The quiet war in Saudi Arabia

There are good reasons not only for the media, but for western governments to begin taking an active interest in the ongoing street conflict in Eastern Province
Joshua Jacobs
15 January 2012

While western powers have been happy to use Saudi Arabia as an ally to ratchet up the pressure on Assad's beleaguered regime in Syria, it has not caught a whiff of the silent crackdown occurring within the kingdom. Since late November the protest movement which was largely snuffed out last spring has returned to the streets in force, largely centered on the oil rich and largely Shia Eastern Province.

The Saudi response was both brutal and predictable. Security forces shot and killed three protesters and wounded many more over several days of crackdowns in the eastern city of Qatif. Clashes continued throughout December as demonstrators battled security forces who routinely utilized live ammunition. In a series of retaliatory raids on the homes and districts of protest sympathizers hundreds were arrested and wounded. The killings along with the continued discrimination and mistreatment of the Shia of the Eastern Province has formed the basis of the current protest movement - a protest movement that has suffered heavily like its neighbour in Bahrain, but with little in the way of a headline.

Today, while attention was focused on the Strait of Hormuz, on Syria, and on the rising tensions in Bahrain, Saudi security forces launched an assault on the city of Awamiyah killing at least one and wounding half a dozen more. Eye witnesses have stated that soldiers on trucks opened fire on demonstrators, hitting many as they fled. The attack bears all the hallmarks of a planned operation with electricity being cut to the area prior to the assault. The area at the time of writing is apparently still under military lock-down and reflects a state of siege with clashes continuing to occur and gunfire being heard.

This attack was almost certainly condoned by the royal family and comes on the heels of a series of indictments against demonstrators and high profile invectives against the protest movement. Despite this attack and others like it, the rumblings and tremors of protest and crackdown show no sign of abatement. Indeed in the past few months they have once again reared their head in the south west in Najran and Jazan, compounded with protests over women’s rights in Riyadh and Buraydah.

These protests bear all the hallmarks of a movement which could coalesce and burst anew from the ashes of the disjointed and largely suppressed protests of last spring. They also come at an extremely troubling time for the kingdom. The death of Crown Prince Sultan highlighted the geriatric character of the upper echelons of the ruling family, and the potential uncertainty and disquiet surrounding the issue of succession. Meanwhile, continuing tensions in the Strait of Hormuz and rising furor on the streets of Bahrain open up the risk of unrest spreading to the kingdom in a domino effect. Indeed the extremely aggressive Saudi position on Bahrain and the continued quartering of troops in the tiny island monarchy has a direct relationship to their fears of domestic instability. The possibility of Saudi Shia rallying on behalf of their co-religionists in Bahrain, or vice versa is a looming threat that the Saudis are taking great pains to neutralize.

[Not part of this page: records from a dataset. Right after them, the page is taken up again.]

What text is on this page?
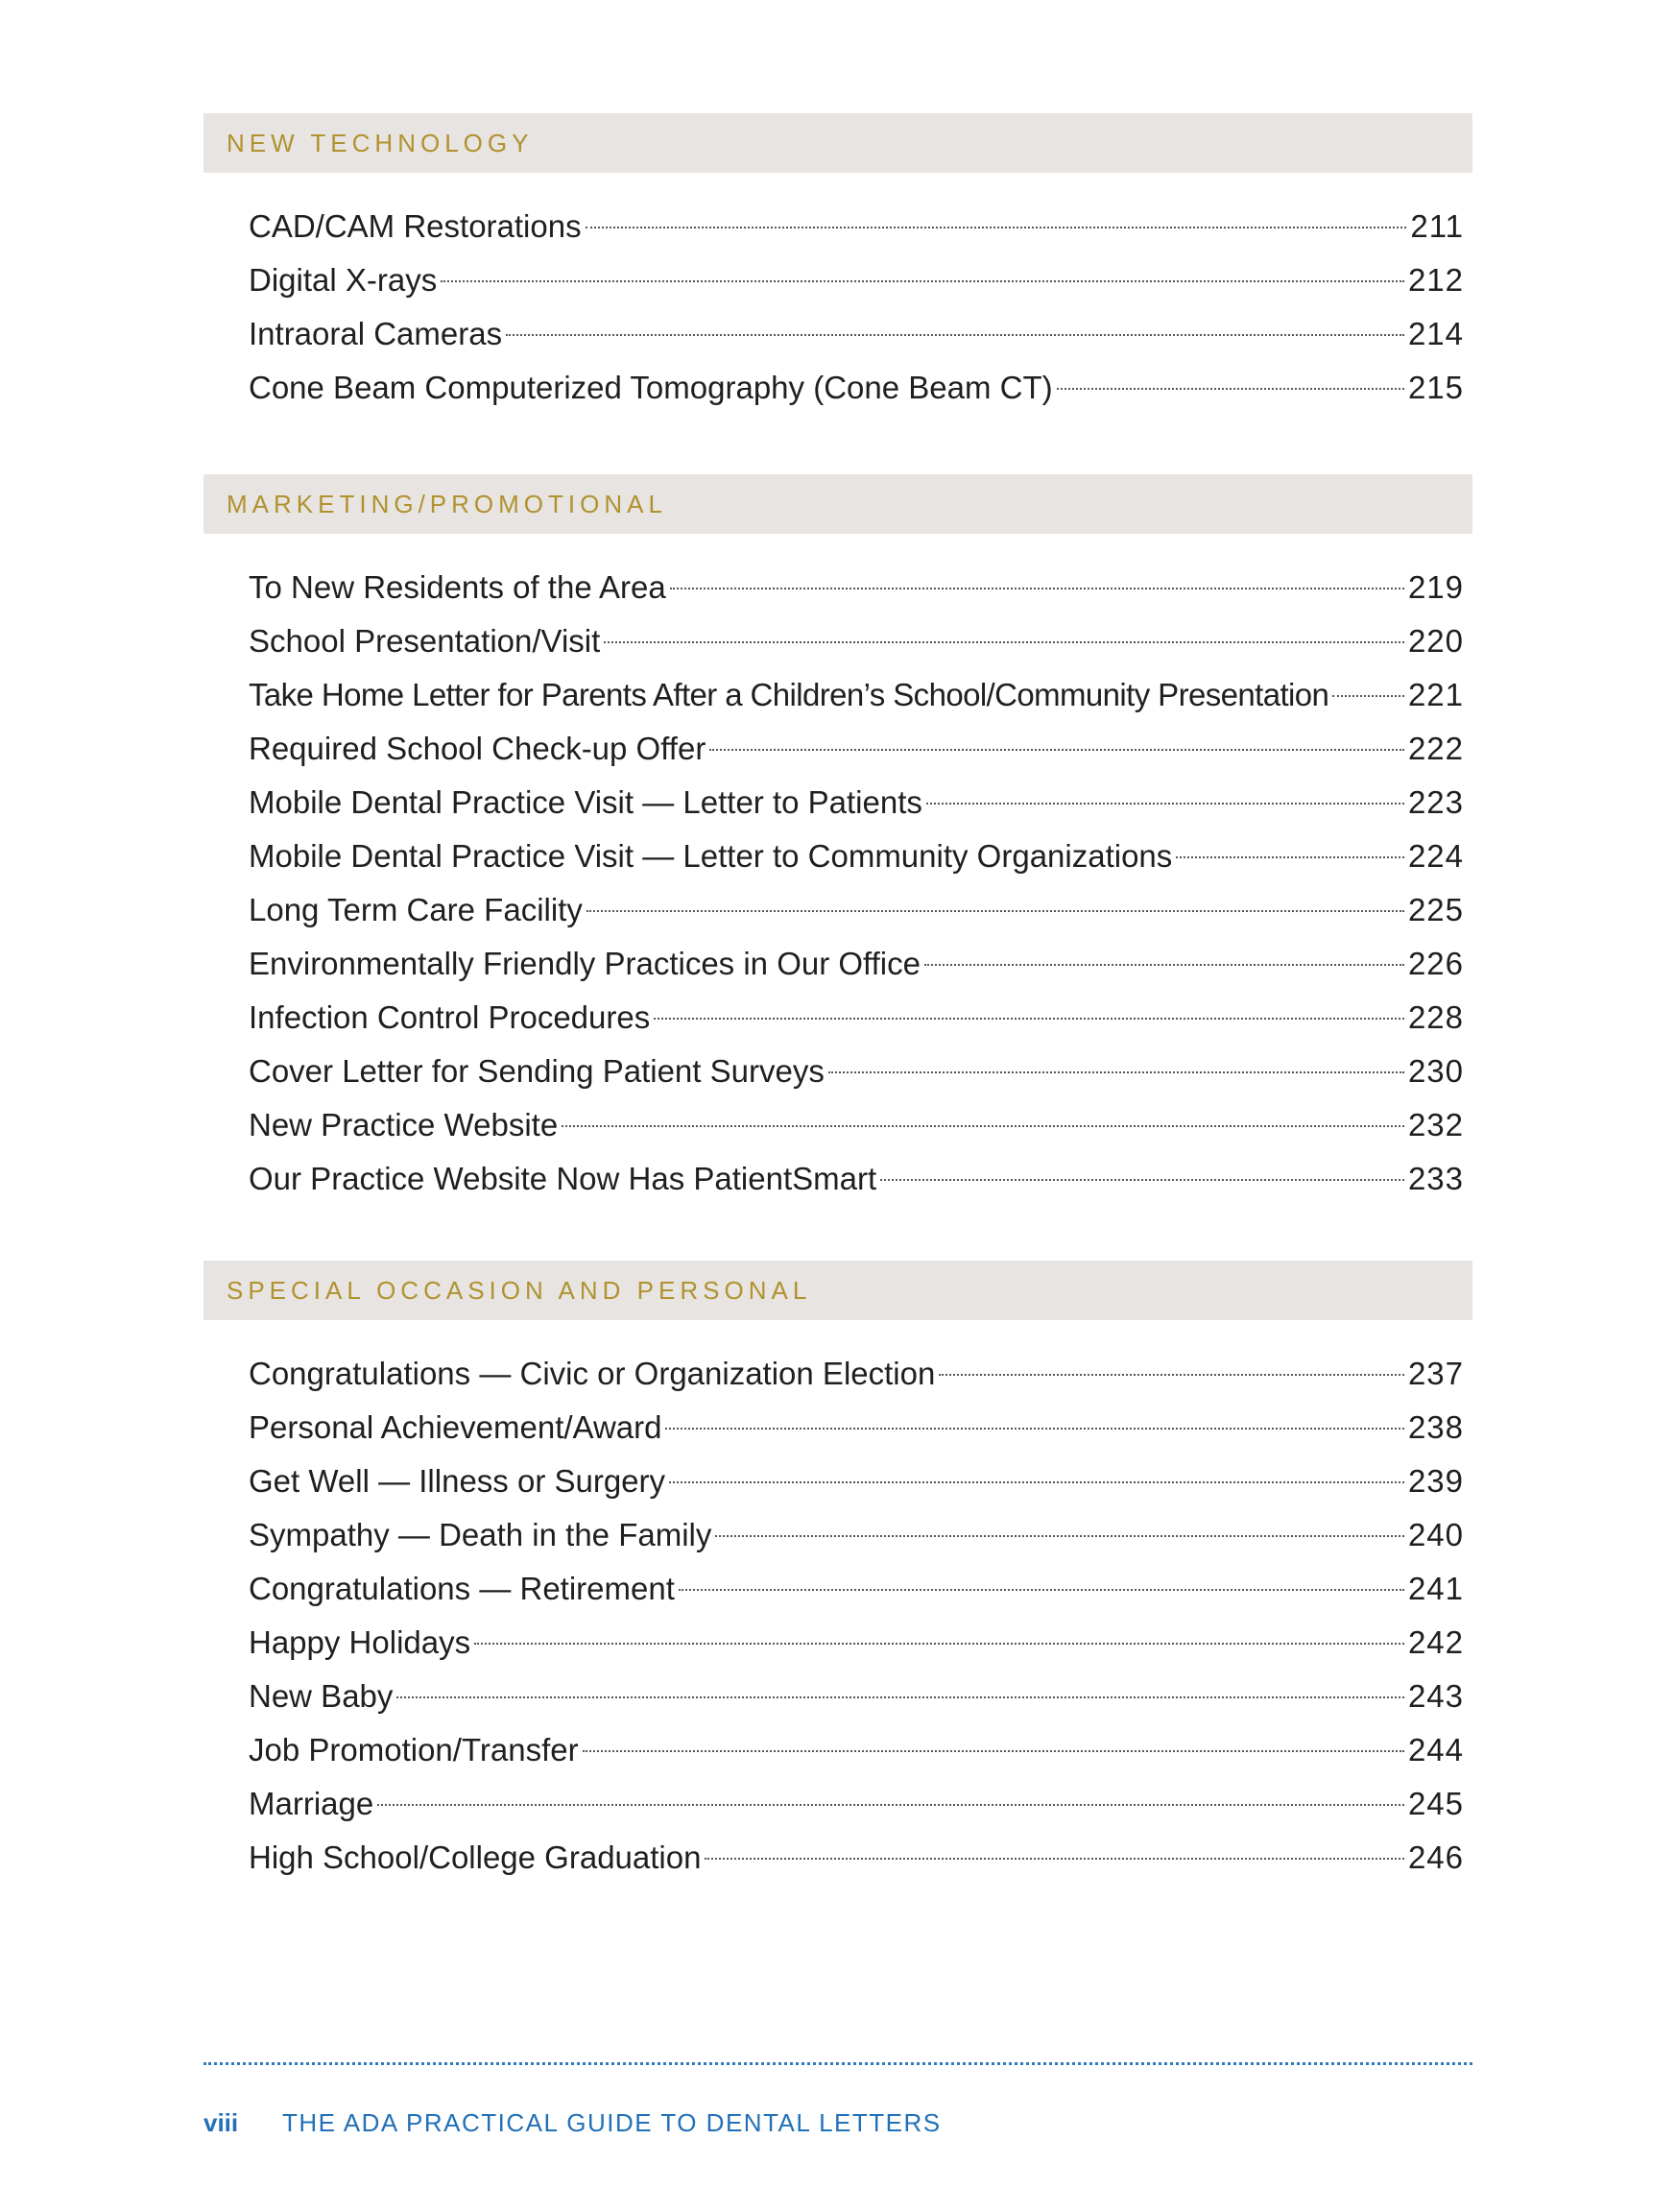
NEW TECHNOLOGY
CAD/CAM Restorations	211
Digital X-rays	212
Intraoral Cameras	214
Cone Beam Computerized Tomography (Cone Beam CT)	215
MARKETING/PROMOTIONAL
To New Residents of the Area	219
School Presentation/Visit	220
Take Home Letter for Parents After a Children’s School/Community Presentation	221
Required School Check-up Offer	222
Mobile Dental Practice Visit — Letter to Patients	223
Mobile Dental Practice Visit — Letter to Community Organizations	224
Long Term Care Facility	225
Environmentally Friendly Practices in Our Office	226
Infection Control Procedures	228
Cover Letter for Sending Patient Surveys	230
New Practice Website	232
Our Practice Website Now Has PatientSmart	233
SPECIAL OCCASION AND PERSONAL
Congratulations — Civic or Organization Election	237
Personal Achievement/Award	238
Get Well — Illness or Surgery	239
Sympathy — Death in the Family	240
Congratulations — Retirement	241
Happy Holidays	242
New Baby	243
Job Promotion/Transfer	244
Marriage	245
High School/College Graduation	246
viii	THE ADA PRACTICAL GUIDE TO DENTAL LETTERS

Though the protests currently centre on a single province, the Eastern Province is home to the majority of Saudi energy reserves, terminals, and processing facilities. Disruption and upheaval in this province has a disproportionate impact on Saudi Arabia. A protracted and visible uprising would not only weaken the Saudi government internally but could have a tumultuous impact on the global energy market. This is all the more reason for not only the media, but for western governments to begin taking an active interest in the ongoing street conflict.

Saudi rulers certainly understand the threat posed by the protesters and the risk of an expanding movement: their actions are a testament to that fact. So why is the world’s media apparently incapable of recognizing the same thing? Arab media has been noticeably silent, with the two largest Arab media entities the Saudi-owned al-Arabiya and the Qatari-owned al-Jazeera having said almost nothing. However there is little excuse for western media. Saudi Arabia is probably America's most important Arab ally, the world’s most important single energy node, and one of the most influential countries in the region. It's also experiencing its worst domestic upheavals since its rebellions of the early 1980's. Taken in a vacuum this is a significant news story. When set against the context of the unfolding drama in the Gulf and the wider contours of the Arab Spring, it is incredible.

The past year was a bad one for Saudi Arabia: the coming year augurs to be even worse. The time has come to slice through the veil Saudi Arabia has kept around its crackdown and recognize that the Arab Spring at least in limited form has hit the kingdom. What comes next is difficult to say, but with the rapidity of change that the Arab Spring has introduced us to, it would be wise to pay close attention to the warning signs as they appear. It is entirely possible that we will see a very, very, warm spring in Saudi Arabia.